Il existait également des contacts avec des groupes et des sociétés dans d'autres provinces slaves du Sud de l'empire austro-hongrois telles que la Croatie, la Dalmatie et la Slovénie. Au sein de ces associations, qui essaimaient en tout sens et partageaient l'objectif commun d'expulser les Habsbourg, de nouveaux complots inspirés par Žerajić ne pouvaient manquer de se former. Toute l'année 1912 allait être émaillée de vastes troubles ayant pour point de départ Zagreb où les étudiants commencèrent à protester après qu'un nouveau gouverneur, le comte Slavko Cuvaj, eut été nommé par les Hongrois en dépit d'une élection qui avait installé des éléments locaux au pouvoir.
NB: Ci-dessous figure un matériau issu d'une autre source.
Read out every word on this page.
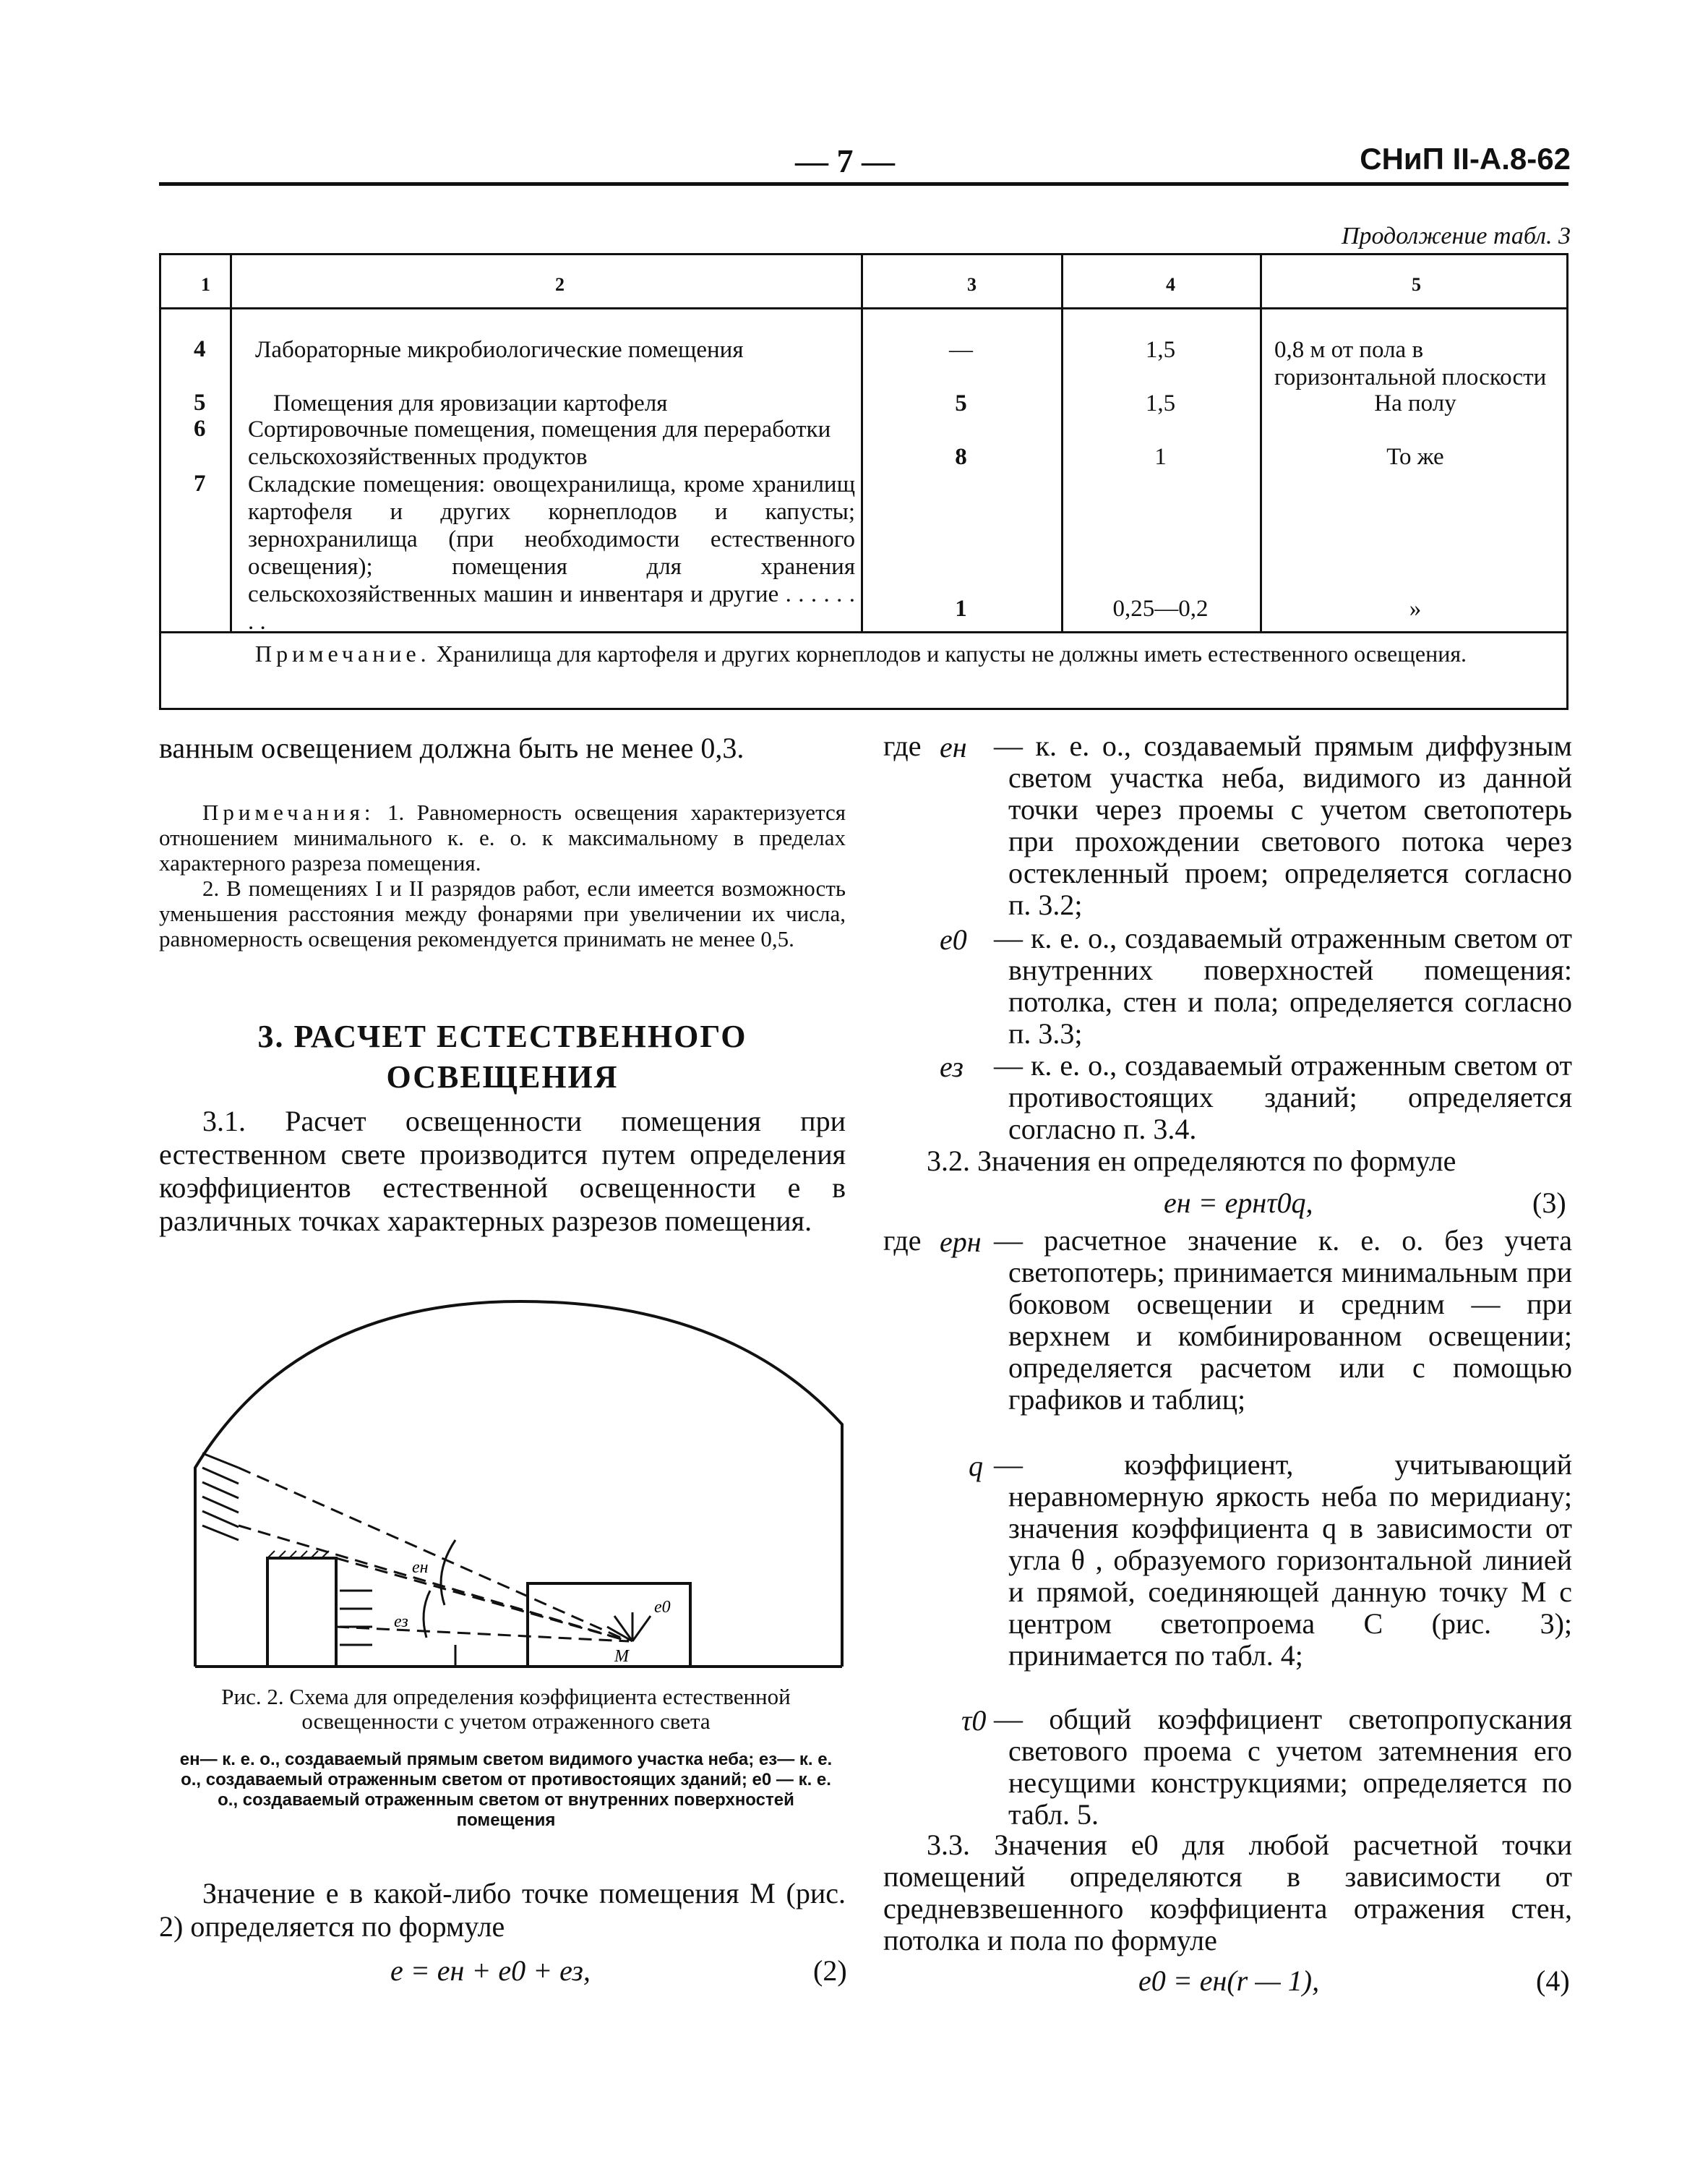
— 7 —	СНиП II-А.8-62
Продолжение табл. 3
1	2	3	4	5
4 Лабораторные микробиологические помещения	—	1,5	0,8 м от пола в горизонтальной плоскости
5	Помещения для яровизации картофеля	5	1,5	На полу
6 Сортировочные помещения, помещения для переработки сельскохозяйственных продуктов	8	1	То же
7 Складские помещения: овощехранилища, кроме хранилищ картофеля и других корнеплодов и капусты; зернохранилища (при необходимости естественного освещения); помещения для хранения сельскохозяйственных машин и инвентаря и другие . . . . . . . .	1	0,25—0,2	»
Примечание. Хранилища для картофеля и других корнеплодов и капусты не должны иметь естественного освещения.
ванным освещением должна быть не менее 0,3.
Примечания: 1. Равномерность освещения характеризуется отношением минимального к. е. о. к максимальному в пределах характерного разреза помещения.
2. В помещениях I и II разрядов работ, если имеется возможность уменьшения расстояния между фонарями при увеличении их числа, равномерность освещения рекомендуется принимать не менее 0,5.
3. РАСЧЕТ ЕСТЕСТВЕННОГО ОСВЕЩЕНИЯ
3.1. Расчет освещенности помещения при естественном свете производится путем определения коэффициентов естественной освещенности е в различных точках характерных разрезов помещения.
ен
ез
е0
М
Рис. 2. Схема для определения коэффициента естественной освещенности с учетом отраженного света
ен— к. е. о., создаваемый прямым светом видимого участка неба; ез— к. е. о., создаваемый отраженным светом от противостоящих зданий; е0 — к. е. о., создаваемый отраженным светом от внутренних поверхностей помещения
Значение е в какой-либо точке помещения М (рис. 2) определяется по формуле
е = ен + е0 + ез,	(2)
где ен — к. е. о., создаваемый прямым диффузным светом участка неба, видимого из данной точки через проемы с учетом светопотерь при прохождении светового потока через остекленный проем; определяется согласно п. 3.2;
е0 — к. е. о., создаваемый отраженным светом от внутренних поверхностей помещения: потолка, стен и пола; определяется согласно п. 3.3;
ез — к. е. о., создаваемый отраженным светом от противостоящих зданий; определяется согласно п. 3.4.
3.2. Значения ен определяются по формуле
ен = ернτ0q,	(3)
где ерн — расчетное значение к. е. о. без учета светопотерь; принимается минимальным при боковом освещении и средним — при верхнем и комбинированном освещении; определяется расчетом или с помощью графиков и таблиц;
q — коэффициент, учитывающий неравномерную яркость неба по меридиану; значения коэффициента q в зависимости от угла θ , образуемого горизонтальной линией и прямой, соединяющей данную точку М с центром светопроема С (рис. 3); принимается по табл. 4;
τ0 — общий коэффициент светопропускания светового проема с учетом затемнения его несущими конструкциями; определяется по табл. 5.
3.3. Значения е0 для любой расчетной точки помещений определяются в зависимости от средневзвешенного коэффициента отражения стен, потолка и пола по формуле
е0 = ен(r — 1),	(4)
Plusieurs étudiants en sortirent meurtris par des sabres policiers lorsqu'ils tentèrent de tenir une manifestation ayant été interdite. Les étudiants provoquèrent un arrêt à l'université tandis que d'autres se mêlèrent aux ouvriers pour lancer des pierres sur la police. Une seconde vague de protestations et de manifestations se répandit à travers la région et il y eut d'importantes grèves estudiantines. Gavro faisait partie des étudiants qui conduisirent les manifestations à Sarajevo et, selon un récit, il fut blessé par un sabre. On en appela à la grève générale et Dedijer cite un témoin contemporain qui dans son carnet avait noté comment Gavro était allé de classe en classe en menaçant les garçons avec un coup-de-poing américain pour les forcer à rejoindre les grévistes.
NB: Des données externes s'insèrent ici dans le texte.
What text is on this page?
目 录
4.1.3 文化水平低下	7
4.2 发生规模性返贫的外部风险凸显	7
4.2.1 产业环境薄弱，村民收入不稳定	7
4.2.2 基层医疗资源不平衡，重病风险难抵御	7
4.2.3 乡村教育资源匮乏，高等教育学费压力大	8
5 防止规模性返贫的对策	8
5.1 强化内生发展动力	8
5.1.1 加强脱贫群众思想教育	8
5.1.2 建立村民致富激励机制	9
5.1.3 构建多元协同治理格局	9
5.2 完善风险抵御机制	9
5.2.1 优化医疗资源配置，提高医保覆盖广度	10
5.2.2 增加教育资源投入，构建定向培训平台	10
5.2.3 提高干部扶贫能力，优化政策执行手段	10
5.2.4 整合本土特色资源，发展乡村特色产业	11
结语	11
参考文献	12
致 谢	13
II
Un des autres organisateurs des manifestations à Sarajevo était un étudiant croate, Luka Jukić, qui plus tard se plaignit à des collègues que ce mouvement "écolier" ne suffit pas. C'est par trop innocent. "D'autres moyens doivent être employés et Cuvaj devrait être écarté à tout prix et je suis prêt à le faire, soit avec le poison... soit avec des bombes et des revolvers."
D'autres eurent la même idée mais Jukić était décidé à aller de l'avant et il obtint des armes à Belgrade. Lui aussi était un poète-révolutionnaire ; il écrivit certains vers qu'il appela "Ma devise" : Je suis désolé pour moi-même, Mais je n'ai pas d'autre choix, Pour la liberté et le peuple, Je veux tout sacrifier.
Par deux fois il tenta d'abattre Cuvaj et s'en revint sans avoir rien fait. Des disputes eurent lieu avec ses collègues ; il fut qualifié de poltron et de fanfaron. Quelqu'un lui cracha dessus pour montrer leur mépris et il déclara renoncer et rentrer chez lui. Mais au lieu de cela, il saisit sa chance le lendemain et fit feu sur Cuvaj à l'angle d'une rue à Zagreb.
Le coup manqua sa proie et ce fut le secrétaire de Cuvaj qui fut blessé et périt. Jukić déguerpit. Il fut pris en chasse pendant vingt minutes au travers des rues de Zagreb par des officiers agitant leurs sabres. Ayant fait volte-face il tira trois fois en blessant deux officiers et en tuant un troisième. Il finira par être arrêté par un passant sur lequel il avait ouvert le feu.
Il semble que des douzaines d'étudiants avaient été instruits de ce que Jukić tramait et ils avaient commencé à fêter la tentative avant même que les autorités n'en soient clairement informées. Nombre d'arrestations s'ensuivirent. Certains pamphlets furent saisis qui proclamaient la création d'une nouvelle république slave du Sud, baptisée la Yougoslavie.
Jukić était âgé de 25 ans mais lorsqu'il assista à son procès en 1912 il partagea le banc des accusés avec une douzaine d'autres dont l'âge allait de 15 à 18 ans. L'un d'entre eux âgé de 15 ans raconta que Jukić lui avait dit qu'il faudrait tuer Cuvaj parce que ce n'était pas un crime mais une bonne action lorsqu'un tyran était assassiné. Au moment du verdict une jeune fille parmi le public lança une rose à Jukić qui se retourna et cria : à bas la tyrannie !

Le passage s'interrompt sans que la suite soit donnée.